The jobs package would combine tax cuts for workers and employers by reducing the Social Security payroll tax, with spending elements including more money to hire teachers, rebuild schools and pay unemployment benefits. There are also tax credits to encourage businesses to hire veterans and the long-term unemployed.

The White House, which has gotten burned in the past by making overly optimistic job-creation predictions, has avoided estimating how many jobs the package would create. But in an interview Monday on NBC News, Obama embraced an estimate from an outside economist, Mark Zandi of Moody’s Analytics, and said the bill “could mean an additional 2 million jobs.”

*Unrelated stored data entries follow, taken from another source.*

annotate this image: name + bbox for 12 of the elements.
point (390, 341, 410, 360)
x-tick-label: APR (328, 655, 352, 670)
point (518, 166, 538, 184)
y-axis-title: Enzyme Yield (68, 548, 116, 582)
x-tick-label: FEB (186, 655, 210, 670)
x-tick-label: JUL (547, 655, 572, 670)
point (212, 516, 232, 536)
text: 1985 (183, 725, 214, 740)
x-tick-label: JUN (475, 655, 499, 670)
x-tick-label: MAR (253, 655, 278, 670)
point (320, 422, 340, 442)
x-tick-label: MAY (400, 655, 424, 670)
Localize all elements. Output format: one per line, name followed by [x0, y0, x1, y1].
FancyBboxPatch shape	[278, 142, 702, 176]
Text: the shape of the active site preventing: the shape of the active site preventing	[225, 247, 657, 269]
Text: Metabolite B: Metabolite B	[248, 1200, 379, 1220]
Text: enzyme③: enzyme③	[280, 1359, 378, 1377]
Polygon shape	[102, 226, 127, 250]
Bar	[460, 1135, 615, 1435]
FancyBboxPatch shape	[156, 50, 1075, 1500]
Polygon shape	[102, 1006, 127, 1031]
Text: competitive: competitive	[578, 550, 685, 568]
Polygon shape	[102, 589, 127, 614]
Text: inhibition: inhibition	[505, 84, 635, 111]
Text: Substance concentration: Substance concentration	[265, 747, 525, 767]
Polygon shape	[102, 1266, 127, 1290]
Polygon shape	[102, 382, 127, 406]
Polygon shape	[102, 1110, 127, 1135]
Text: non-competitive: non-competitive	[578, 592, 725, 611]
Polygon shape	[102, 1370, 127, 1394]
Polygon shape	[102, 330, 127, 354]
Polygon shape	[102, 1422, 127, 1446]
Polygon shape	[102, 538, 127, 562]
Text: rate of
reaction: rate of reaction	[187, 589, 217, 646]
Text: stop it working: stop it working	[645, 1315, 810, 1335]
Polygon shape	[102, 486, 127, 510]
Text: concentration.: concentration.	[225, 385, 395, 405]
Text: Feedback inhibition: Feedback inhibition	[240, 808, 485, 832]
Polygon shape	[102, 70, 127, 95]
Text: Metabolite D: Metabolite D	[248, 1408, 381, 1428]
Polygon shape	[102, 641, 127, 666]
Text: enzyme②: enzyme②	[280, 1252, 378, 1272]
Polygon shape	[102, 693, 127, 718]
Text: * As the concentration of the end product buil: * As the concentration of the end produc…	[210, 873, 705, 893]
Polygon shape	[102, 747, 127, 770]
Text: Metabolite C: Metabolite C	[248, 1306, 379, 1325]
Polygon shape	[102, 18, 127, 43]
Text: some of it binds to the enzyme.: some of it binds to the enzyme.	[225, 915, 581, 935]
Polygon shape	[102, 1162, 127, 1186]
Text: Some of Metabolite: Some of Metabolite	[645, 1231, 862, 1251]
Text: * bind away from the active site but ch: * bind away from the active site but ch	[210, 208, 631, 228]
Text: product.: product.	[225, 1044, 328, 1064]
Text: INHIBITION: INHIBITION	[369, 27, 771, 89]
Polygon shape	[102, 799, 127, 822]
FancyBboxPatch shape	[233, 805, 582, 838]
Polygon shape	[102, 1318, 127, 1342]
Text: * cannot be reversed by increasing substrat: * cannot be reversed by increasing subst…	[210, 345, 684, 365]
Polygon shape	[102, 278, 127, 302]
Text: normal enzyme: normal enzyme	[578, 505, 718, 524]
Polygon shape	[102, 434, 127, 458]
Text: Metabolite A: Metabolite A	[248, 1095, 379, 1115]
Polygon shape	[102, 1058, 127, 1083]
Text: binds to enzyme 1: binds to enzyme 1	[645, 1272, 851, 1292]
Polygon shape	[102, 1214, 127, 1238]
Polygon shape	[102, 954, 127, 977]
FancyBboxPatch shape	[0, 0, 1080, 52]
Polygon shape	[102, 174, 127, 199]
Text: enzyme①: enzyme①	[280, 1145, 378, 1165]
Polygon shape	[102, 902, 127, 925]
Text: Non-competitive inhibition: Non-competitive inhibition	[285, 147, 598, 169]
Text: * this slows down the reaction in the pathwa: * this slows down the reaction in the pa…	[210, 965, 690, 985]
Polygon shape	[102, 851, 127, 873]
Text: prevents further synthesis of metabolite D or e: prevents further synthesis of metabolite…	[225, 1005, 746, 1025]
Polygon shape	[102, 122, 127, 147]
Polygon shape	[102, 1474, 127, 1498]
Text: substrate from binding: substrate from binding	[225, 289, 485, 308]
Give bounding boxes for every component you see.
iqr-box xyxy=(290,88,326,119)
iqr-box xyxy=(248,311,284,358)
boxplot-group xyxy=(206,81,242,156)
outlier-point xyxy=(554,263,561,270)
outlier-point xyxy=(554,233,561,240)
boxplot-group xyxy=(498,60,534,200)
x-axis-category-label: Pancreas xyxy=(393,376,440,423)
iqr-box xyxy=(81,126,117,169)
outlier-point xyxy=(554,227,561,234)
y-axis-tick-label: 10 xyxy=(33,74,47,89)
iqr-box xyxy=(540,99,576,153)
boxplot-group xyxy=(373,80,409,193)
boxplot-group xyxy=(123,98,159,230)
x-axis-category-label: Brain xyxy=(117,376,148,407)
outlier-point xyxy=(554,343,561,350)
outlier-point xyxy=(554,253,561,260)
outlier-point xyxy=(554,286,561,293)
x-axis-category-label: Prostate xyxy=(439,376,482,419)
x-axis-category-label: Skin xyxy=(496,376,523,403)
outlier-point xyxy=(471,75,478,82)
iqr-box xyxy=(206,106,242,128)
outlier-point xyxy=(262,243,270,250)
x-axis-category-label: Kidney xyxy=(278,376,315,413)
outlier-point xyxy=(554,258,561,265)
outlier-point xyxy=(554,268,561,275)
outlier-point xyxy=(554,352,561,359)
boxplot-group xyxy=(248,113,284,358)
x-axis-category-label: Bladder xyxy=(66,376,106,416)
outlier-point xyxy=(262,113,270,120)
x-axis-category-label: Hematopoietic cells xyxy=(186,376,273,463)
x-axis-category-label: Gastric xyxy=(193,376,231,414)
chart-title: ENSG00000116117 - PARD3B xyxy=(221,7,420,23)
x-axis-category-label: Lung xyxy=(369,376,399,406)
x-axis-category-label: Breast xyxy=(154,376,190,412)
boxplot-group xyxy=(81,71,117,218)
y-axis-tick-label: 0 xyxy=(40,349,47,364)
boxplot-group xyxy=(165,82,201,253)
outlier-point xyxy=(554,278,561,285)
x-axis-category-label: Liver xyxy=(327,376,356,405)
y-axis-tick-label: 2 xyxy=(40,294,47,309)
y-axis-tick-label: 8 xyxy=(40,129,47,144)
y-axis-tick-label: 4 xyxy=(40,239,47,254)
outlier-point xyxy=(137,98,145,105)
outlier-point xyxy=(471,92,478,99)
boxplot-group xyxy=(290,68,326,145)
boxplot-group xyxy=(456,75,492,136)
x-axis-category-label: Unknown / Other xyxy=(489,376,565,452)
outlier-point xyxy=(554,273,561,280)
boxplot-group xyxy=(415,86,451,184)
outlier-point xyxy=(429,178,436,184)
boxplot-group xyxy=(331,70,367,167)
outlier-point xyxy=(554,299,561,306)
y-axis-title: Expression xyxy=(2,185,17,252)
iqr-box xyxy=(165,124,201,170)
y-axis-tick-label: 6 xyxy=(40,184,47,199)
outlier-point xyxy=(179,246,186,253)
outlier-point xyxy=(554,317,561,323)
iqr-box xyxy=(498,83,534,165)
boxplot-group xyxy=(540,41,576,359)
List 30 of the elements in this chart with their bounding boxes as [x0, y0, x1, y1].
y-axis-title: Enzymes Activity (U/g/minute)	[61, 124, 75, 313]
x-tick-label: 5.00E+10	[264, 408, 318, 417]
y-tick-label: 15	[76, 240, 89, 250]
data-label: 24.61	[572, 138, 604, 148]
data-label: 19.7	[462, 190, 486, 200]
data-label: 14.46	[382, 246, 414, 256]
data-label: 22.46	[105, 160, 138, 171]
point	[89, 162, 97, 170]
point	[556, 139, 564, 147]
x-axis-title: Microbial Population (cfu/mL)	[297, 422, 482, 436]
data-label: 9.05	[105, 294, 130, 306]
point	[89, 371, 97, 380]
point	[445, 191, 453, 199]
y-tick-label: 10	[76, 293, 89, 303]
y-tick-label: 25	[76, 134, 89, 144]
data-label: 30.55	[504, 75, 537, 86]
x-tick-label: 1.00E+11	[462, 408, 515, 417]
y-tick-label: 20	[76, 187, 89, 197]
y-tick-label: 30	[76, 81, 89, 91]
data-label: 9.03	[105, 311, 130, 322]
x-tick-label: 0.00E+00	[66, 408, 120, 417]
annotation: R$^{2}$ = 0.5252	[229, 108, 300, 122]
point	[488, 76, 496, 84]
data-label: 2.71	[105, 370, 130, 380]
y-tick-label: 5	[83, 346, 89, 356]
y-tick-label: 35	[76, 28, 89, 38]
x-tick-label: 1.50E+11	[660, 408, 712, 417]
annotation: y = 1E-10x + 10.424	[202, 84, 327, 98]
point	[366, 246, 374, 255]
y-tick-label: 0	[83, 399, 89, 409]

The payment method the White House announced Monday would consist of

-- $405 billion from limiting the itemized deductions for charitable contributions and other deductions that can be taken by individuals making over $200,000 a year and families making over $250,000;

-- $41 billion from closing loopholes for oil and gas companies;

-- $18 billion from requiring fund managers to pay higher taxes on certain income;

-- $3 billion from changing the tax treatment of corporate jets.

White House Budget Director Jacob Lew said that Obama will also include those tax proposals in a broader debt-cutting package he plans to submit next week to a congressional “super committee” charged with finding $1.2 trillion in savings later this year. He said that the super committee would have the option of accepting the payment mechanisms for the jobs bill proposed by Obama, or proposing new ones.

Republicans have indicated they’re receptive to supporting Mr. Obama’s proposed payroll tax cut and finding a way to extend unemployment benefits, though many have rejected Mr. Obama’s planned new spending. Mr. Obama’s new proposal on Monday to pay for it all by raising taxes without any proposals to cut spending is unlikely to win him any new Republican support for any element of his plan.

“I sure hope that the president is not suggesting that we pay for his proposals with a massive tax increase at the end of 2012 on job creators that we’re actually counting on to reduce unemployment,” said House Majority Leader Eric Cantor.